Activate Two-step Verification (2SV)
If you only do one thing on this list, it should be this one.
Two-step verification (2SV)—also called two-factor authentication (2FA)— requires users to prove their identity using more than just their password. A second authentication component must also be provided, such as an access code or sign-in prompt available through their mobile device or a one-time verification code generated on a hardware token.
Turning on 2SV helps stop unauthorized access to user accounts. It’s useful in thwarting targeted intrusion attempts from threat actors, such as hackers with stolen user login credentials and even former employees who may know another worker’s username and password. In addition, 2SV provides a barrier against attackers who gain access to your administrator accounts or malicious code that tries to break down your defenses from the inside.
Most users can turn on 2SV for their individual accounts but to ensure your company is properly protected, we advise administrators to enforce this option across the entire organization.
Two-step verification is a powerful counter-intrusion measure and adding it to your Workspace environment results in only a minimal change in the user experience.
Disable IMAP and POP
Advances in email security technology have made the use of IMAP and POP both unnecessary and undesirable. While these protocols were once popular for accessing emails remotely, they now represent vulnerabilities when allowed to connect into a Google Workspace environment.
The outdated protocols don’t support the strong authentication measures included in 2SV and similar methods. In recent years, hackers have increasingly targeted IMAP- and POP-enabled accounts in their attempts to bypass verification and gain access to cloud-based data.
We recommend you use OAuth 2.0 for authentication instead. As an alternative, you may also choose to enable but restrict IMAP, allowing only those mail clients that support OAuth to connect.
Both IMAP and POP represent old and vulnerable protocols that should not be relied upon in 2021.
Leverage Mobile Device Management (MDM)
The use of mobile devices was already skyrocketing and the shift to work-from-home triggered by the pandemic only increased users’ reliance on smartphones and tablets. Administrators have mobile device management (MDM) tools available within Workspace to help keep those devices and their connections to your company data secure.
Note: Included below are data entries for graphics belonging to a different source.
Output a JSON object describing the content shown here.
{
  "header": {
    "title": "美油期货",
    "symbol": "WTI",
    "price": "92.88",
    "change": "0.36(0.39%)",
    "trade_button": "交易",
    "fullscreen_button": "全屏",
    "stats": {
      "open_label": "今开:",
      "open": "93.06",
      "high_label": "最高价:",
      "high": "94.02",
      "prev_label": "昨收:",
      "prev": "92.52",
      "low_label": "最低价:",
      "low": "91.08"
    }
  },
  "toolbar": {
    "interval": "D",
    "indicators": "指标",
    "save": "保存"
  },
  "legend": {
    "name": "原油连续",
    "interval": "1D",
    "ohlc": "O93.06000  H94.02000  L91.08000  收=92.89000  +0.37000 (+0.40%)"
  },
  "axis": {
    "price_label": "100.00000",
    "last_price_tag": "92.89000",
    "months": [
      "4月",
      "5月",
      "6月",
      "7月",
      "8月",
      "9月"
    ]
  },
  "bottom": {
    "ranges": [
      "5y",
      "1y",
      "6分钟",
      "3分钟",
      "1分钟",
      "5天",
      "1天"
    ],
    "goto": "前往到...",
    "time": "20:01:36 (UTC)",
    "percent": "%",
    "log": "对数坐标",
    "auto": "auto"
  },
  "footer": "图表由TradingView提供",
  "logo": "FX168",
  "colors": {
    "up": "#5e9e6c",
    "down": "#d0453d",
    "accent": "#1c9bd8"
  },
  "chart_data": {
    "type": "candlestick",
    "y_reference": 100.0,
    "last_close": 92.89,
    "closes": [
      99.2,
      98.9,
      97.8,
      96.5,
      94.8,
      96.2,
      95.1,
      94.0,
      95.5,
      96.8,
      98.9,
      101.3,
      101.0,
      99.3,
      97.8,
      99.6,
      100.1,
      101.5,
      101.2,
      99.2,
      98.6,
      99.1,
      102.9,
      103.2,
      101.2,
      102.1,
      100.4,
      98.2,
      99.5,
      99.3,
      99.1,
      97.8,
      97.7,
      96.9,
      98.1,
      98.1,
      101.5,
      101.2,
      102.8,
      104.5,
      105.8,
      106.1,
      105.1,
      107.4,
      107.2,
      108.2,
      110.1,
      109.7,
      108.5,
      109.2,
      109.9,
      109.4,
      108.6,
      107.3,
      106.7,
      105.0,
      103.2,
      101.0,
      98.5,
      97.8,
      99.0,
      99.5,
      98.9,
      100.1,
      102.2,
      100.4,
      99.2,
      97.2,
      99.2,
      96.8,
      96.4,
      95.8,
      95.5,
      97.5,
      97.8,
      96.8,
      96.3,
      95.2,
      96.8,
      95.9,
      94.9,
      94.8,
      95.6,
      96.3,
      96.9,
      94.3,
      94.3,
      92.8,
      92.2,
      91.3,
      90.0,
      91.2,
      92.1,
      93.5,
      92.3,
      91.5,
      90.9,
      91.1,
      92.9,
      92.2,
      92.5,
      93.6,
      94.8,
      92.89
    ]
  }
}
Begin by reviewing mobile device usage and see where security gaps may exist. Audit and activity logs are available to show you if device passwords are noncompliant with your password policy or if any downloaded applications could pose a risk to your environment. You can then engage users to improve their password practices and remove potentially unsecured apps.
Google Workspace also gives you the tools to wipe data from a lost or stolen device and even remove the user’s account and related information to prevent unauthorized access.
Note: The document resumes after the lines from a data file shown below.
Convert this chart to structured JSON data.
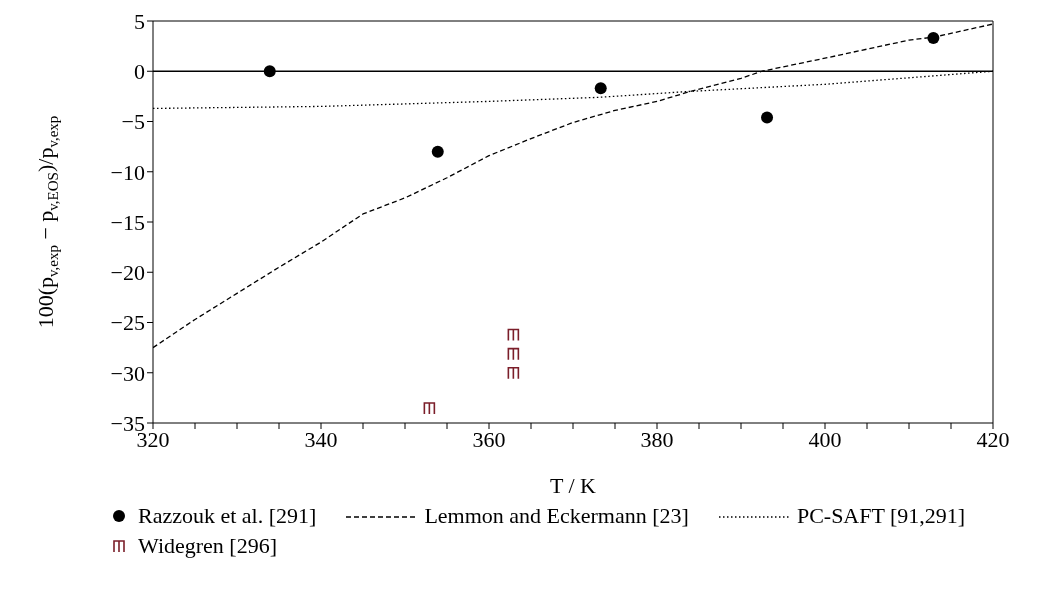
{
  "chart_data": {
    "type": "line",
    "xlabel": "T / K",
    "ylabel": "100(p$_{v,exp}$ − p$_{v,EOS}$)/p$_{v,exp}$",
    "xlim": [
      320,
      420
    ],
    "ylim": [
      -35,
      5
    ],
    "xticks": [
      320,
      {
        "value": 325,
        "label": null
      },
      {
        "value": 330,
        "label": null
      },
      {
        "value": 335,
        "label": null
      },
      340,
      {
        "value": 345,
        "label": null
      },
      {
        "value": 350,
        "label": null
      },
      {
        "value": 355,
        "label": null
      },
      360,
      {
        "value": 365,
        "label": null
      },
      {
        "value": 370,
        "label": null
      },
      {
        "value": 375,
        "label": null
      },
      380,
      {
        "value": 385,
        "label": null
      },
      {
        "value": 390,
        "label": null
      },
      {
        "value": 395,
        "label": null
      },
      400,
      {
        "value": 405,
        "label": null
      },
      {
        "value": 410,
        "label": null
      },
      {
        "value": 415,
        "label": null
      },
      420
    ],
    "yticks": [
      -35,
      -30,
      -25,
      -20,
      -15,
      -10,
      -5,
      0,
      5
    ],
    "legend": "bottom",
    "grid": false,
    "ref_lines": [
      {
        "axis": "y",
        "value": 0,
        "color": "#000000",
        "line_style": "solid"
      }
    ],
    "series": [
      {
        "name": "Razzouk et al.  [291]",
        "type": "scatter",
        "marker": "circle",
        "color": "#000000",
        "x": [
          333.9,
          353.9,
          373.3,
          393.1,
          412.9
        ],
        "values": [
          0.0,
          -8.0,
          -1.7,
          -4.6,
          3.3
        ]
      },
      {
        "name": "Lemmon and Eckermann [23]",
        "line_style": "dashed",
        "marker": "none",
        "color": "#000000",
        "x": [
          320,
          325,
          330,
          335,
          340,
          345,
          350,
          355,
          360,
          365,
          370,
          375,
          380,
          384,
          390,
          392.5,
          400,
          410,
          413,
          420
        ],
        "values": [
          -27.5,
          -24.7,
          -22.1,
          -19.5,
          -17.0,
          -14.2,
          -12.6,
          -10.6,
          -8.4,
          -6.7,
          -5.1,
          -3.9,
          -3.0,
          -2.0,
          -0.7,
          0.0,
          1.3,
          3.1,
          3.4,
          4.7
        ]
      },
      {
        "name": "PC-SAFT [91,291]",
        "line_style": "dotted",
        "marker": "none",
        "color": "#000000",
        "x": [
          320,
          340,
          360,
          373,
          384,
          400,
          420
        ],
        "values": [
          -3.7,
          -3.5,
          -3.0,
          -2.6,
          -2.0,
          -1.3,
          0.0
        ]
      },
      {
        "name": "Widegren [296]",
        "type": "scatter",
        "marker": "cross",
        "color": "#7b1e2a",
        "x": [
          352.9,
          362.9,
          362.9,
          362.9
        ],
        "values": [
          -33.5,
          -26.2,
          -28.1,
          -30.0
        ]
      }
    ]
  }
}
Google’s in-built MDM solution has everything you need to easily facilitate mobility across your organization and to do it securely.
Restrict or Eliminate Third-Party Applications
Non-Google applications are easy to add to your environment and many have proven to be useful tools in helping employees increase their productivity and streamline workflows. However, some of these third-party solutions could introduce security risks without your knowledge.
Using Google Workspace, administrators have tools to see which applications are authorized to access your organization’s data. The console also offers visibility into the services each app is using and its current level of access.
You can then specify which third-party apps are trusted to access services, or you have the flexibility to restrict access based on your corporate policies and procedures.
Make sure you use Google’s admin capabilities to exclude or limit, as well as monitor, any third-party applications operating within your environment.
Maintain Good Governance
Google Workspace is powerful and flexible. It provides tools, dashboards and features that enable you to administer your services, data, devices and users at multiple levels.
It’s critical to understand who currently has privileges to access and/or alter your environment, to limit who can make changes, to put boundaries around how far these powers extend and to maintain awareness of when changes are implemented. Become accustomed to utilizing the capabilities in Workspace and make the security of your services and data part of your overall governance strategy.